I have found the hockey puck feet to be just fine and the level has not changed.

Most of the observations and changes I have made are in the post.

https://canadianhobbymetalworkers.c...s-or-a-pm1440hd-from-precision-matthews.1229/


----------



## YYCHM (Aug 27, 2020)

Tom O said:


> Is that the HD one with the bigger spindle bore? How do you like it so far I’m sort of leaning towards one for here but that means putting Grandads south bend  downstairs with the Causing, shaper, and 601 mill.  I really need a gantry system!



Tom,

What size is that South Bend?  Is it the one that was tucked in behind your big big CNC (lathe?)?

Craig


----------



## John Conroy (Aug 27, 2020)

Tom O said:


> Is that the HD one with the bigger spindle bore? How do you like it so far I’m sort of leaning towards one for here but that means putting Grandads south bend  downstairs with the Causing, shaper, and 601 mill.  I really need a gantry system!



The spindle bore is only 1.5". That seems to be about all you get with a D1-4 spindle. The lighter 1440 lathe that Modern sells has a D1-5 spindle and the bore is just over 2". The salesman at Modern commented that changing the spindle size involves major changes to the gear box such as shaft sizing so it's not likely the GH1440W will get that upgrade since it does not sell as well as the lighter machine.


----------



## Tom O (Aug 27, 2020)

YYCHobbyMachinist said:


> Tom,
> 
> What size is that South Bend?  Is it the one that was tucked in behind your big big CNC (lathe?)?
> 
> Craig


That’s the one it rarely gets turned on and needs tramming better as the belt slips off while making a decent cut.


----------



## YYCHM (Aug 27, 2020)

Tom O said:


> That’s the one it rarely gets turned on and needs tramming better as the belt slips off while making a decent cut.

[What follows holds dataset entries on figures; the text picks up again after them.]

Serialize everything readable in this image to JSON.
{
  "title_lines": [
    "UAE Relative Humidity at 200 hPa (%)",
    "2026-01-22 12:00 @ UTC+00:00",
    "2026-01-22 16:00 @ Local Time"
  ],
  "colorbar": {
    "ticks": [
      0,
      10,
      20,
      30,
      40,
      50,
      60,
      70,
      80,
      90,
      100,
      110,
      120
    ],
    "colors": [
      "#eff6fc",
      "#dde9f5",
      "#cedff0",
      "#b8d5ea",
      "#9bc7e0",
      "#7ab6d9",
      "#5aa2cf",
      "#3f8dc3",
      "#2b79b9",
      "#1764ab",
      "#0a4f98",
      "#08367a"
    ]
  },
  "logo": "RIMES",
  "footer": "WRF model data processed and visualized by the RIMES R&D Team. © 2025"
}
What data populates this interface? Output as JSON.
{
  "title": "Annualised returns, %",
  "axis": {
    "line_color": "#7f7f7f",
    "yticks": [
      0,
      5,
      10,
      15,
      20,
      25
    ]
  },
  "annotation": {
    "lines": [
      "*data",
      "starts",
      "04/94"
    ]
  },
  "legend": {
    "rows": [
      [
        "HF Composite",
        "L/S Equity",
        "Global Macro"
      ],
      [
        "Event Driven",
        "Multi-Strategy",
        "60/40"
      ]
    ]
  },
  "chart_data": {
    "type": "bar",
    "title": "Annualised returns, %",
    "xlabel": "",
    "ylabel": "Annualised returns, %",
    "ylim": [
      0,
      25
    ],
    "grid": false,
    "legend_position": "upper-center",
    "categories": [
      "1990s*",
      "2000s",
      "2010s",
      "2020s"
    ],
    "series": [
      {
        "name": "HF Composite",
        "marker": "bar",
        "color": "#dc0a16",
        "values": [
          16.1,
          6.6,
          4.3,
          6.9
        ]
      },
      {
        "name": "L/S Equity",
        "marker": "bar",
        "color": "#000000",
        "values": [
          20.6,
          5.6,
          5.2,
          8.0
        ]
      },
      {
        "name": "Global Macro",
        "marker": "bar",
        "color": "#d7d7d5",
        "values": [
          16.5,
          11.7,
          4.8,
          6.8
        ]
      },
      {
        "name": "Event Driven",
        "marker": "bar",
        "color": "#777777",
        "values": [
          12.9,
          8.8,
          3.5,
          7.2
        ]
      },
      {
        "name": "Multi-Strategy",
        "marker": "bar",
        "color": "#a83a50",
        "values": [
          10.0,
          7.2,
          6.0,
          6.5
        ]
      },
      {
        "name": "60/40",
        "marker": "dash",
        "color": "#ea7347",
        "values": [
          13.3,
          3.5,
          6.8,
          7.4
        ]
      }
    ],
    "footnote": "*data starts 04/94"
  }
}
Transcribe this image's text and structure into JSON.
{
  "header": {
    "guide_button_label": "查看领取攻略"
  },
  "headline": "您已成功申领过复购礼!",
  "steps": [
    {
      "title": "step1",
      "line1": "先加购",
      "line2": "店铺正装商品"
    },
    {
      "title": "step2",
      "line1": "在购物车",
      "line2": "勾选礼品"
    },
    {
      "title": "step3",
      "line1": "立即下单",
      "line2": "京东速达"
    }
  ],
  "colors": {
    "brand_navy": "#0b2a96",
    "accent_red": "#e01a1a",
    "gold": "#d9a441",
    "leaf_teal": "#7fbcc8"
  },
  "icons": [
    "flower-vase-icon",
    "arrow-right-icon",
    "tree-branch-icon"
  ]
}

That shouldn't be hard to move into the basement.  What size is it?


----------



## Tom O (Aug 27, 2020)

It wouldn’t be hard at all I have everything to do it, it’s more a question of when seeing as how the nice days are soon done and being on light duties till the kidney heals up good.
Summers dam near over and I haven’t even cast anything not even ingots.


----------



## YYCHM (Sep 7, 2020)

@Sbblake Did you fire up that bad boy yet?


----------



## Janger (Sep 7, 2020)

if you are wiring the garage put in more power and outlets than you need. You’ll need it! Nice find on the lathe should be great.


----------



## kevin.decelles (Sep 8, 2020)

John Conroy said:


> The spindle bore is only 1.5". That seems to be about all you get with a D1-4 spindle. The lighter 1440 lathe that Modern sells has a D1-5 spindle and the bore is just over 2". The salesman at Modern commented that changing the spindle size involves major changes to the gear box such as shaft sizing so it's not likely the GH1440W will get that upgrade since it does not sell as well as the lighter machine.



I have the lighter 14x40 w/larger bore from Modern.  There were obvious changes to the gear box which resulted in a reduced top speed (not 2000 as posted, but ~1650).  The low range was bang on, the high range reduced in every position.  I opted to change the pulley diameter from the motor to get the high range to be correct at the sacrifice of a slightly higher low range.


----------